I'm looking for opinions on the following.
I recently decided to do no trading the first 30 minutes of the regular session. From 8:30 AM to 9 AM Chicago time.
I am now rethinking that. It seems like some of the time I'm better off waiting and some the time I would hot my first winner of the day. Today is an example of that.
You can find a lot of articles that say do not trade the first 30 minutes but I believe those articles are referring to, stock not futures.
Considering the futures trade almost around-the-clock and we have volume in trades before the 830 car. maybe I need to discard this rule.
Opinions ???
The first 30mins is "very easy" to test to determine if it merits you trading it or sitting on the sidelines.
Simply, backtest your trade method for those first 30 mins trading session to determine if you're profitable or not profitable. Seriously, just backtest the past 5 years of the first 30 mins.
Heck, you can even determine which months of the year are more suitable for trading the first 30 mins and which months of the year are not suitable. Yeah, the statistics you find won't be perfect in that it will tell you about the future but at least you'll know a little about the playground you're playing in via your trade method.
Another way to look at it...if someone tells you that they skip the first 30 mins of the opening trading session...ask them what is there statistics when they trade such.

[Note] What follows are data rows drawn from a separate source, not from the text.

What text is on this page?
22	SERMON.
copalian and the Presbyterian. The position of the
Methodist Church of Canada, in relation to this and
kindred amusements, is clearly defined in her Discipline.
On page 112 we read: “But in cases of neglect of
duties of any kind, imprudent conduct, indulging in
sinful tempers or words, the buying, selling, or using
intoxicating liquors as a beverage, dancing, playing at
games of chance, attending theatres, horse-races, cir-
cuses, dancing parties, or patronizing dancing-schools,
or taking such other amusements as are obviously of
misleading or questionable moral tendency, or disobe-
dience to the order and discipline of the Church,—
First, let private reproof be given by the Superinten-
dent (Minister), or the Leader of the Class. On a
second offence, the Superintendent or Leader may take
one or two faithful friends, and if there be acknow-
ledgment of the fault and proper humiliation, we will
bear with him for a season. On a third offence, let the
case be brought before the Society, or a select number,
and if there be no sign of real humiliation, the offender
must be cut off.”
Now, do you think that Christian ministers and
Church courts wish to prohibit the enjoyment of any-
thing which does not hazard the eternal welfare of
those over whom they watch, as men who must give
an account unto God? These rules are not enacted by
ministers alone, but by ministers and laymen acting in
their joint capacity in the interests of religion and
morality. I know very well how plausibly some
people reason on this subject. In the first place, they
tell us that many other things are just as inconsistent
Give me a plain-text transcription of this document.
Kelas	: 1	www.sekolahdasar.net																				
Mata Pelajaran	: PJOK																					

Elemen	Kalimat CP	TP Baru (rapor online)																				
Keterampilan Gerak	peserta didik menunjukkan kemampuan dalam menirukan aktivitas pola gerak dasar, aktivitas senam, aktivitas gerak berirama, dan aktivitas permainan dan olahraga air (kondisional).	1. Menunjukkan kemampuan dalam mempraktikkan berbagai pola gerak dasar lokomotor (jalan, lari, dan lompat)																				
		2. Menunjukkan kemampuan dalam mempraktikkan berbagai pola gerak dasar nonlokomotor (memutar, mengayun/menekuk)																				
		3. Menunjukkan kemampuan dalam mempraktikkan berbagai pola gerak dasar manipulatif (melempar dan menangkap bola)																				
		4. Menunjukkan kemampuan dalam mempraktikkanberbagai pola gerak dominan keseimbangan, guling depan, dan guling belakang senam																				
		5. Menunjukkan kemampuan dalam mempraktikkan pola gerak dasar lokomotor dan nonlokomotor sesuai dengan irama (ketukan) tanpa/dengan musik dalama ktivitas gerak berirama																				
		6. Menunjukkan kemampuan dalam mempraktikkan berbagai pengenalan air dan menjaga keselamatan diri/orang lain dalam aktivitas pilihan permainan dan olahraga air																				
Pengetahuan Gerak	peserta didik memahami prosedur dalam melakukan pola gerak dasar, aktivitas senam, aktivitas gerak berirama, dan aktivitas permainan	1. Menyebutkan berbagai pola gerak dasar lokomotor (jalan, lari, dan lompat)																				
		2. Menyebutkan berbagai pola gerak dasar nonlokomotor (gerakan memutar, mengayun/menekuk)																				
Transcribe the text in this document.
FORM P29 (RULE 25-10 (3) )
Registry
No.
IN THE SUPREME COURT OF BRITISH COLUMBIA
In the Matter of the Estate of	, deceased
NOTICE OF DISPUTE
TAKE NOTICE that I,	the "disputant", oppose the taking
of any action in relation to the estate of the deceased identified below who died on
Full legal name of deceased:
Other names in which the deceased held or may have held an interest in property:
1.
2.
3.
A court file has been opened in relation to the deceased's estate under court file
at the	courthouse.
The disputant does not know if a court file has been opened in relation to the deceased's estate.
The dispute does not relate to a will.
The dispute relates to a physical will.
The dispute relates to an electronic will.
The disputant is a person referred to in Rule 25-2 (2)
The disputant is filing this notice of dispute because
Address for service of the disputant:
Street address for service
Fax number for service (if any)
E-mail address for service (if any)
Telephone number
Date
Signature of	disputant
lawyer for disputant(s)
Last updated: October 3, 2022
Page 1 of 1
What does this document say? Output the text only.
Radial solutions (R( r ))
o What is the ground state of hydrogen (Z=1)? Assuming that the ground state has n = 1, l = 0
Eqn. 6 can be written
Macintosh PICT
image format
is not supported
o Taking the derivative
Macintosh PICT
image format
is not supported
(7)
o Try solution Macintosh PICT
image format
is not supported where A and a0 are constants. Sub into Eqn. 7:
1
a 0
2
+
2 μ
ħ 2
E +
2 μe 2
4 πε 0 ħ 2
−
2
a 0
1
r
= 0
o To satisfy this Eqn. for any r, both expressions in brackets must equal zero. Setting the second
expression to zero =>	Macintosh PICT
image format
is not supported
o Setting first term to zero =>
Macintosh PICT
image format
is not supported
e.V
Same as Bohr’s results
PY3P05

If they can't give you an answer...they probably don't know what they're talking about. Just as important, if someone tells you they trade the first 30mins and its profitable for them....ask them what is their statistics when they trade such.
I do remember first reading about the first 30 mins or the first 1 hour of the trading day. I first read about it during the early days of the dot com years and it involved trading stocks and all that OCO bracket trading stuff. Yet, by the late 90's, people was trying to apply it to trading futures...somewhere in there the 30min rule started to stick with traders.
I just find so many questions about trading can be answered when a trader just does some simple backtesting instead of getting caught up in all the negativity or hyping of trade methods or caught up with generic rules from 10 - 30 years ago in different types of market conditions.
Simply, just because it works for one person doesn't imply its gonna work for you and vice versa. This forum is full of proof about how two traders using the exact same trade method while trading the same trading instrument will have "different" results.
Why ? The trader is the key because trading is part art and part science.
P.S. Don't forget to compare your real money trading results versus your backtest results to determine how much of an impact "you as a trader" has on your trading results in the first 30mins trading session.